The little boy walked through a metal detector holding his uncle's hand. No one knew where his father was. He might have been dead or just in another refugee camp. Or somewhere searching for food near the family's burned home in the Kosovar village of Fushe. But Kujtim and eight others from his family collected their blue boarding passes and shuffled toward the Israeli passenger jet to start a new life.

Onboard Flight 100, the refugees found red and yellow nylon tote bags in their seats. Inside were a few welcoming gifts: a white baseball cap, a bag of chocolates, an Israeli flag with its Star of David. Watching the refugees' tattered luggage roll into the cargo bay, the flight's captain, David Vernick, observed, "That's usually about enough bags for one family."

Next to Vernick stood a row of Israeli dignitaries who had flown in a few hours before to deliver eight tons of medical supplies. Included in the entourage was Irana Raslan, the 22-year-old Palestinian recently crowned Mrs. Israel.

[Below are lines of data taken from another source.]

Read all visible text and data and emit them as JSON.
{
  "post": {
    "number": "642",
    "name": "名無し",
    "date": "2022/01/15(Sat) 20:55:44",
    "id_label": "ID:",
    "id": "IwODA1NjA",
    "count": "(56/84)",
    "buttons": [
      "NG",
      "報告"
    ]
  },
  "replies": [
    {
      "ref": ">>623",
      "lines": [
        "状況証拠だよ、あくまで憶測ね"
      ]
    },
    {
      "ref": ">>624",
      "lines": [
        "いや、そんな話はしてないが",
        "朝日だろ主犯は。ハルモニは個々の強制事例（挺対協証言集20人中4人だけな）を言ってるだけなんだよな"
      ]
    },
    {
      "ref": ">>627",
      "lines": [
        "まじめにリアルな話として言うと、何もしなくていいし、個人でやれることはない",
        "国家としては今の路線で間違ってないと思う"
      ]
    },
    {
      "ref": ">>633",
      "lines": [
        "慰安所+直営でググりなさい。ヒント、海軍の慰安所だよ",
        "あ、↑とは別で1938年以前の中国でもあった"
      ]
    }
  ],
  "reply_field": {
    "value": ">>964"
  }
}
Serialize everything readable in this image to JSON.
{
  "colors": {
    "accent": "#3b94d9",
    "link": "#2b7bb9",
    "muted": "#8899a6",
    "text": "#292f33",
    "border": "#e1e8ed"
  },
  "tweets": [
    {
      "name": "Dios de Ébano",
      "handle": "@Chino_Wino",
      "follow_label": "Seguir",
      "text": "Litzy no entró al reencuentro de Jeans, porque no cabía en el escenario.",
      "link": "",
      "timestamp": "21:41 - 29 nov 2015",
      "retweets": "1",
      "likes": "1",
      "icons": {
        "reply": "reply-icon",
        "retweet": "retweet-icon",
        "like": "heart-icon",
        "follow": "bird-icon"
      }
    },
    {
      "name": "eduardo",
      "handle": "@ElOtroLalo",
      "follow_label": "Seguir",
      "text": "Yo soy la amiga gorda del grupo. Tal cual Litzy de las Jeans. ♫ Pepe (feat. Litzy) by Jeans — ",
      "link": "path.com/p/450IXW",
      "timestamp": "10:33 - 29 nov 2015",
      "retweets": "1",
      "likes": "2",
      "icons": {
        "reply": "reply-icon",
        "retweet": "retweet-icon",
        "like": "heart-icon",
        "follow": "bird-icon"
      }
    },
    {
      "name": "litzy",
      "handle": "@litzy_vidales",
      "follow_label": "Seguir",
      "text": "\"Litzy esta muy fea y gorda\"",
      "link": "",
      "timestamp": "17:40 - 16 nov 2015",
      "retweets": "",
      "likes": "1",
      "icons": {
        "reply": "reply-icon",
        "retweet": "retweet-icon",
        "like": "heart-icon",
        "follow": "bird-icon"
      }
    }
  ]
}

"Israel doesn't care if they are Muslim, Christian or Jewish," she said, watching as muddy shoes scurried up a staircase and 105 adults and six babies boarded the flag-draped airplane. "We came to help because these are people who are suffering."

Ran Curial, Israel's ambassador to Greece, said he expected his country would likely accept more Kosovars over the next few weeks. Israel is well-adapted to taking in refugees and large immigrant populations, he said. It accepts on average 50,000 new residents every year and previously has admitted refugees from wars in Bosnia, Rwanda and Ethiopia.

Next stop: Kibbutz
While many of the refugees may eventually return to Kosovo, Curial said they would be housed on a Kibbutz near the city of Haifa, where they would be given language training and opportunities to find work in their fields.

"It is very symbolic that this is happening on Yom Hashoah," Curial said during a tour of Israel's field hospital at the refugee camp in Brazda, which had tended to more than 700 patients and delivered six babies in its first six days of operation. "My feeling, and the feeling of many Israelis, is that we have to do what people did not do 55 years ago."

Shehide Ramadani wasn't sure where she was going last Monday, but she was sure it would be better than where she came from. The 19-year-old English student from Pristina watched as Serbs in black masks pillaged her home. Her father later was separated from her family in Macedonia. She believes he's in Germany.

Ramadini and the five family members heading with her to Israel learned about the openings because their tent in Brazda was near the Israeli hospital. It was the first ticket out of misery, she said.

"Really, I'm not sure where I'm going or what I will do," she said. "But these people helped us when we needed help in the refugee camp. I believe they will help us more."